> There’s usually no need to go beyond 16-bit accuracy, and most of the time whe...

superkuh · on May 17, 2023

It's true if you're doing training. But for inference severe quantization is mostly okay. And there are some internal parts of a transformer running inference with a quantized model where you might want the x-bit inputs to do calculations with 16 bits like the dot product similarity between vectors.

Jackson__ · on May 17, 2023

Even that is being tackled by newer GPU architectures. For example, novelai is currently training an LLM in fp8 precision, using H100 GPUs.[1]

[1] https://blog.novelai.net/anlatan-acquires-hgx-h100-cluster-4...

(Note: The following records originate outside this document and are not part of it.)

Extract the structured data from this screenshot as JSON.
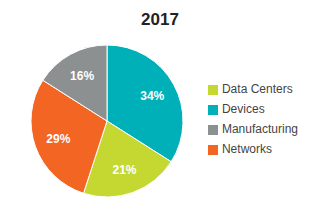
{
  "chart_data": {
    "type": "pie",
    "title": "2017",
    "categories": [
      "Devices",
      "Data Centers",
      "Networks",
      "Manufacturing"
    ],
    "values": [
      34,
      21,
      29,
      16
    ],
    "value_labels": [
      "34%",
      "21%",
      "29%",
      "16%"
    ],
    "colors": [
      "#00b0b9",
      "#c5d832",
      "#f26522",
      "#8c9090"
    ],
    "data_labels": true,
    "legend": "right"
  }
}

https://blog.novelai.net/text-model-progress-is-going-good-8...

superkuh · on May 17, 2023

Cool stuff. I looked at https://en.wikipedia.org/wiki/Hopper_%28microarchitecture%29 and I noticed that that the fp8 support is only for the tensor cores and not the CUDA side. Does that mean training with H100 GPU in fp8 mode would use some software ecosystem that's not the existing vast existing CUDA one? Or am I just misunderstanding CUDA cores vs tensor cores?

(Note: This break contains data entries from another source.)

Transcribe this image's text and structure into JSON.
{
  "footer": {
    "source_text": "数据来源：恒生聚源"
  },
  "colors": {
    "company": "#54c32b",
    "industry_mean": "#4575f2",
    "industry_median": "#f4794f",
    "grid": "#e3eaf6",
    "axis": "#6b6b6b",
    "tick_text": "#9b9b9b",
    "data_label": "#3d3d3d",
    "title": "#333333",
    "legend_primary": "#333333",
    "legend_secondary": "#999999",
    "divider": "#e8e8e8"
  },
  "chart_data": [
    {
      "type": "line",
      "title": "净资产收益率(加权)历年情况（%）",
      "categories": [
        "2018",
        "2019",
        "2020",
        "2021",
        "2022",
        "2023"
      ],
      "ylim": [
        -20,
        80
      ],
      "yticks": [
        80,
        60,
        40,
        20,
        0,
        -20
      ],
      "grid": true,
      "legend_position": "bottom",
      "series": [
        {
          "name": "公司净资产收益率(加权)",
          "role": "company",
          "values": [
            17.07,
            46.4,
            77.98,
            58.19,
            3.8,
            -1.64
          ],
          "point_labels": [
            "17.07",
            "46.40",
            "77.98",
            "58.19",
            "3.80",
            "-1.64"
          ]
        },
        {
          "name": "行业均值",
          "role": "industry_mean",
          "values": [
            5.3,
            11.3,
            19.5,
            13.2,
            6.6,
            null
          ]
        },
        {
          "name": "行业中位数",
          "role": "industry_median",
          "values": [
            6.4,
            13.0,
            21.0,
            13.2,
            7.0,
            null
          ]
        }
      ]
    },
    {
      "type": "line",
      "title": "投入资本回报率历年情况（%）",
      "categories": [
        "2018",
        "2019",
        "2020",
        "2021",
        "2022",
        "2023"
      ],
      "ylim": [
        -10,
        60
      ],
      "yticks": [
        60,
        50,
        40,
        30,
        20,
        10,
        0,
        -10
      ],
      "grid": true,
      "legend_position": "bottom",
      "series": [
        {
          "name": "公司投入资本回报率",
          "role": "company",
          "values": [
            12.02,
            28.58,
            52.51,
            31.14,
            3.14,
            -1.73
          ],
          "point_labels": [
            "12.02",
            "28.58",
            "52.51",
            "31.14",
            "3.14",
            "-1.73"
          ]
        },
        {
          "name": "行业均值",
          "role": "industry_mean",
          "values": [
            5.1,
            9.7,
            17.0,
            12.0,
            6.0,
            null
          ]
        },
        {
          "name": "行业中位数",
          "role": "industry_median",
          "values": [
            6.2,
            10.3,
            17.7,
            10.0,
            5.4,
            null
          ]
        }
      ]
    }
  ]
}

PS, as a joke, they should implement GPU fluint8 and get baked in non-linearity for the activation function without even using a non-linear function, https://www.youtube.com/watch?v=Ae9EKCyI1xU ("GradIEEEnt half decent: The hidden power of imprecise lines" by suckerpinch)

darknoon · on May 19, 2023

you can access the tensor cores from cuda, in practice you might generate the code with something like openai triton

qeternity · on May 17, 2023

The problem with 8bit at the moment is massive performance degradation with bitsandbytes. Recent improvements in 4bit inference mean that 8bit is now a massive laggard (although there’s no reason not to expect this to resolve).

fzliu · on May 17, 2023

AFAIK for over-parameterized models, performing quantization or any other form of compression won't reduce accuracy by much (don't quote me on this though).

waleedk · on May 17, 2023

[Author] Fair point. Adjusted the language.

Nonetheless people do tend to use 16 bit huggingface models, and if you do go to 8 bits and it's wrong, you're never quite sure if it's the quant or the model.

f_devd · on May 17, 2023

The article is right, 8-bit (and especially 4-bit) is atypical for deep learning models and highly depends on the amount of parameters (larger model can handle more quantization) and can even depend on specific training hyperparameters (mainly dropout & weight decay which can induce sparsity)

int_19h · on May 17, 2023

Thing is, even when the impact from 4-bit is substantial, the larger parameter count it allows on the same hardware more than makes up for it. E.g. llama-30b is better at 4-bit than any derivative of llama-13b, no matter how fine-tuned or quantized.